Want de missie van de mens Jezus, dat Hij zich opofferde en de schuld door Zijn kruisdood vereffend heeft, was uniek. U mensen moet steeds weer daarover in kennis worden gesteld. U kunt het aardse leven van Jezus niet alleen maar als een leven in hoogste volmaaktheid omschrijven - dat het wel geweest is - wanneer u toch geen kennis hebt van de diepe geestelijke motivering voor zijn kruisdood, die uniek was en voor alle mensen van het verleden, het heden en de toekomst volbracht werd. Want het erkennen van Zijn verlossingswerk als een werk van grootste barmhartigheid voor het zondig geworden geestelijke en de bede om vergeving zijn pas de sleutel tot de poort naar het lichtrijk, die u zonder Hem nooit meer zult kunnen openen. Want uit liefde tot God en Zijn gevallen broeders heeft Hij de zonde vergolden, die bestaan heeft uit het afwijzen van de goddelijke liefdeskracht.

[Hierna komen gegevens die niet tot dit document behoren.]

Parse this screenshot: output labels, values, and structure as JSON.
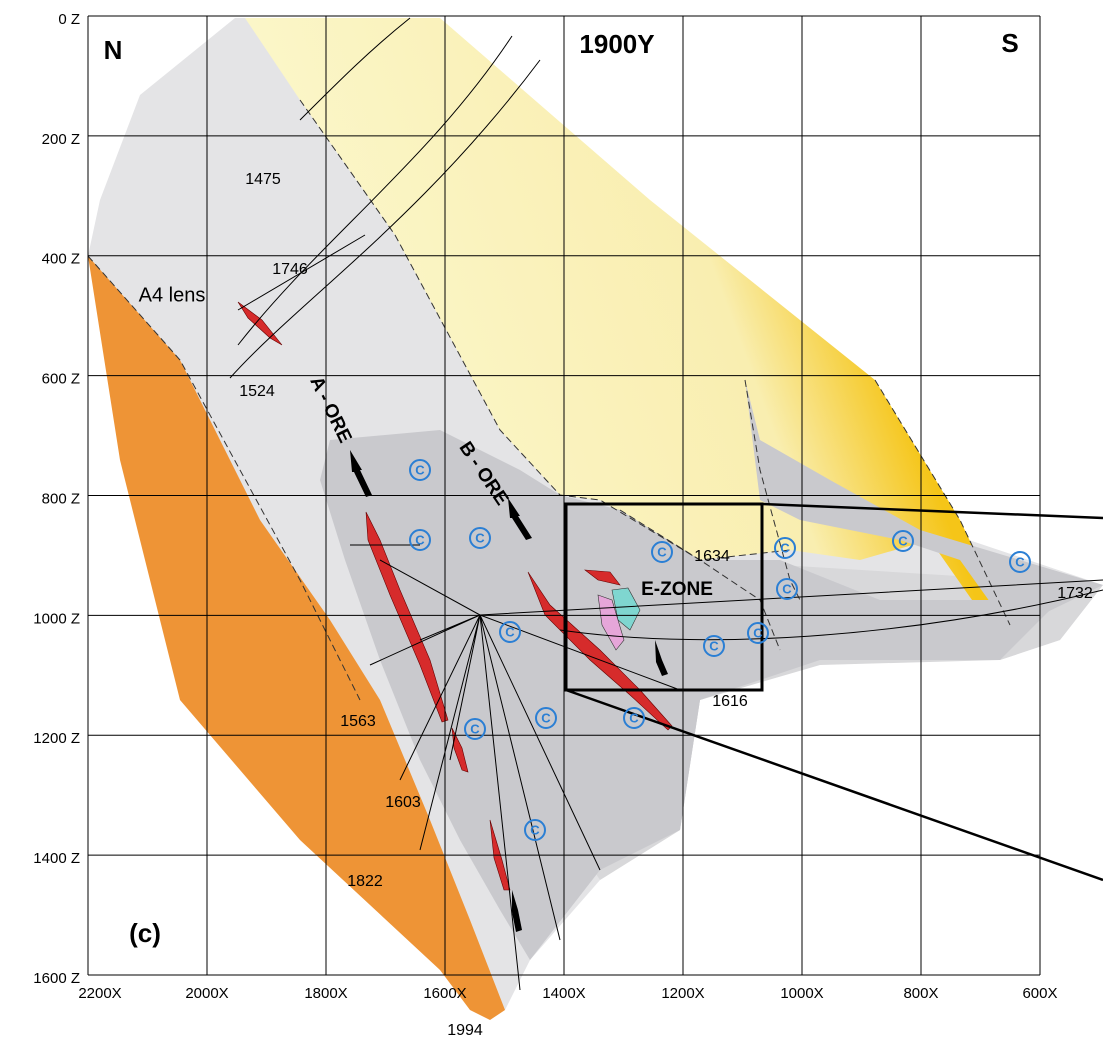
{
  "header": {
    "north": "N",
    "south": "S",
    "section": "1900Y",
    "panel": "(c)"
  },
  "axes": {
    "z_labels": [
      "0 Z",
      "200 Z",
      "400 Z",
      "600 Z",
      "800 Z",
      "1000 Z",
      "1200 Z",
      "1400 Z",
      "1600 Z"
    ],
    "x_labels": [
      "2200X",
      "2000X",
      "1800X",
      "1600X",
      "1400X",
      "1200X",
      "1000X",
      "800X",
      "600X"
    ]
  },
  "labels": {
    "a4_lens": "A4 lens",
    "a_ore": "A - ORE",
    "b_ore": "B - ORE",
    "e_zone": "E-ZONE"
  },
  "drill_holes": [
    "1475",
    "1746",
    "1524",
    "1634",
    "1732",
    "1616",
    "1563",
    "1603",
    "1822",
    "1994"
  ]
}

En deze zonde kan niet anders dan door de erkenning van Jezus als Verlosser van de wereld vergeven worden, om welke reden ook een leven in de door Hem zelf gepredikte liefde de eerste voorwaarde schept, Hem te erkennen. Maar de genade van Zijn verlossingswerk moet in het volle bewustzijn aangenomen worden om verlossing van de oerschuld te vinden. Steeds weer moet u mensen de kennis daarover verschaft worden. Steeds weer moet u in een weten geplaatst worden, dat het niet voldoet dat u zich Zijn leer eigen maakt. U zult echter bewust de verlossing van uw oerschuld moeten begeren, wat welzeker een in liefde geleefd leven u zal bezorgen, omdat het resultaat van een leven in liefde is, dat u het licht van het besef opgaat.

Dan zult u echter ook niet meer de verlossing door Jezus Christus ontkennen. U zult weten, dat u in Hem de Redder gevonden hebt die de grote last van de oerzonde van u afgenomen heeft en die voor u weer de poort opent naar het rijk van licht en zaligheid.